A terceira indicação relevante diz respeito ao Ocidente, com o qual se buscará uma “gestão das hostilidades”: palavras não difíceis de interpretar, mas abertas a diferentes cenários. A Casa Branca sabe que a linha dura de Trump levou o Irã a estar em posição de conseguir, como disse Blinken, a bomba atômica em uma ou duas semanas. O Irã está exaurido economicamente, mas também tem novas relações militares com a Rússia e a China.

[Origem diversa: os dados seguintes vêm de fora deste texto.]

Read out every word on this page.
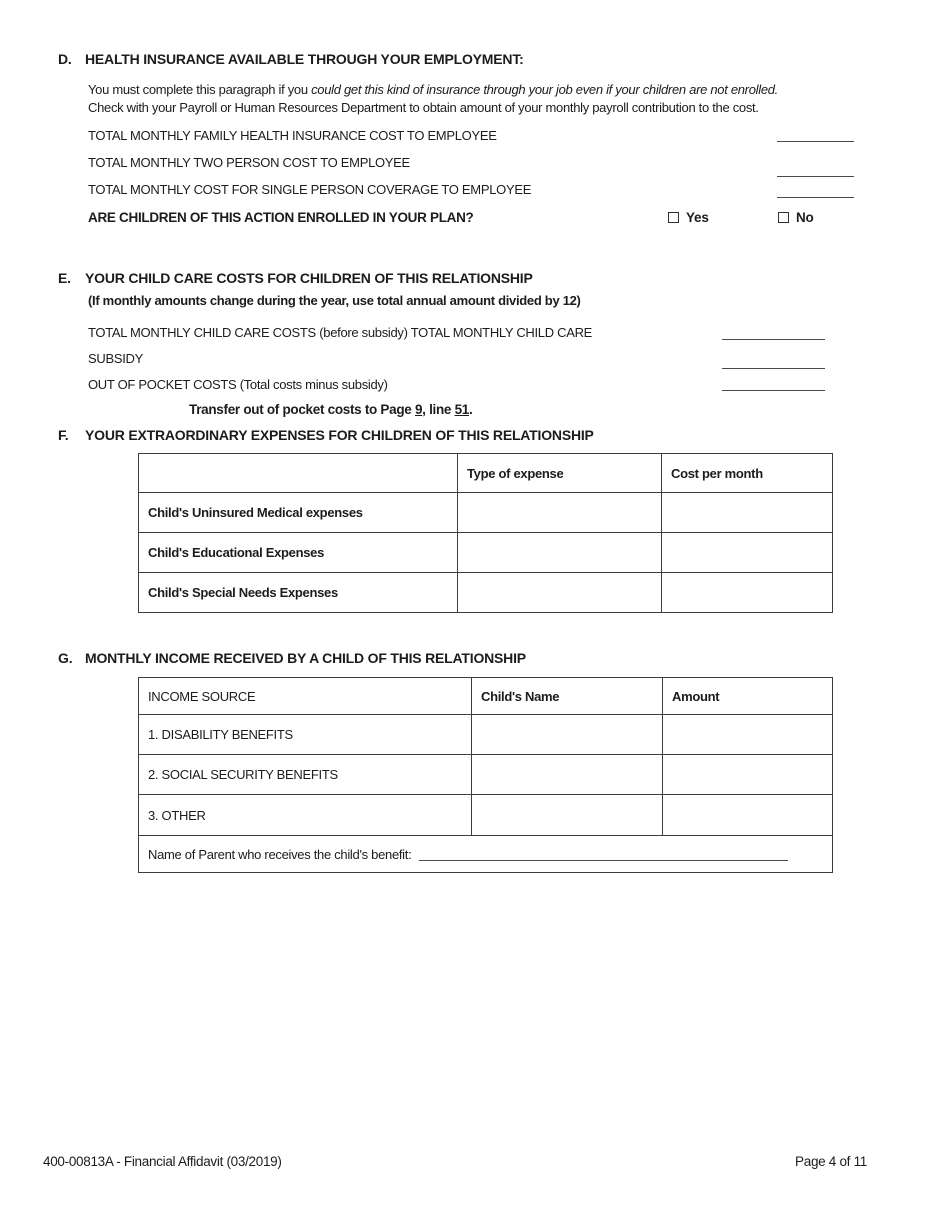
D. HEALTH INSURANCE AVAILABLE THROUGH YOUR EMPLOYMENT:
You must complete this paragraph if you could get this kind of insurance through your job even if your children are not enrolled.
Check with your Payroll or Human Resources Department to obtain amount of your monthly payroll contribution to the cost.
TOTAL MONTHLY FAMILY HEALTH INSURANCE COST TO EMPLOYEE
TOTAL MONTHLY TWO PERSON COST TO EMPLOYEE
TOTAL MONTHLY COST FOR SINGLE PERSON COVERAGE TO EMPLOYEE
ARE CHILDREN OF THIS ACTION ENROLLED IN YOUR PLAN?	Yes	No
E. YOUR CHILD CARE COSTS FOR CHILDREN OF THIS RELATIONSHIP
(If monthly amounts change during the year, use total annual amount divided by 12)
TOTAL MONTHLY CHILD CARE COSTS (before subsidy) TOTAL MONTHLY CHILD CARE
SUBSIDY
OUT OF POCKET COSTS (Total costs minus subsidy)
Transfer out of pocket costs to Page 9, line 51.
F. YOUR EXTRAORDINARY EXPENSES FOR CHILDREN OF THIS RELATIONSHIP
	Type of expense	Cost per month
Child's Uninsured Medical expenses		
Child's Educational Expenses		
Child's Special Needs Expenses		
G. MONTHLY INCOME RECEIVED BY A CHILD OF THIS RELATIONSHIP
INCOME SOURCE	Child's Name	Amount
1. DISABILITY BENEFITS		
2. SOCIAL SECURITY BENEFITS		
3. OTHER		

Name of Parent who receives the child's benefit:		
400-00813A - Financial Affidavit (03/2019)	Page 4 of 11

As sanções evidentemente empobrecem o Irã, mas não a alma miliciana e integralista do regime, os Pasdaran, que, com as sanções, lucram com o enorme comércio ilícito, enriquecendo ainda mais seus líderes e estruturas.
É aqui que entra em cena uma indicação política básica fornecida em seu discurso de posse pelo recém-empossado presidente Pezeskhian. Seu discurso, repleto de citações do Alcorão, oscila entre dois polos: de um lado, a condenação khomeinista do imperialismo ocidental, um “sistema de dominação global”; de outro, a denúncia da ineficiência, da corrupção e da discriminação interna do Irã.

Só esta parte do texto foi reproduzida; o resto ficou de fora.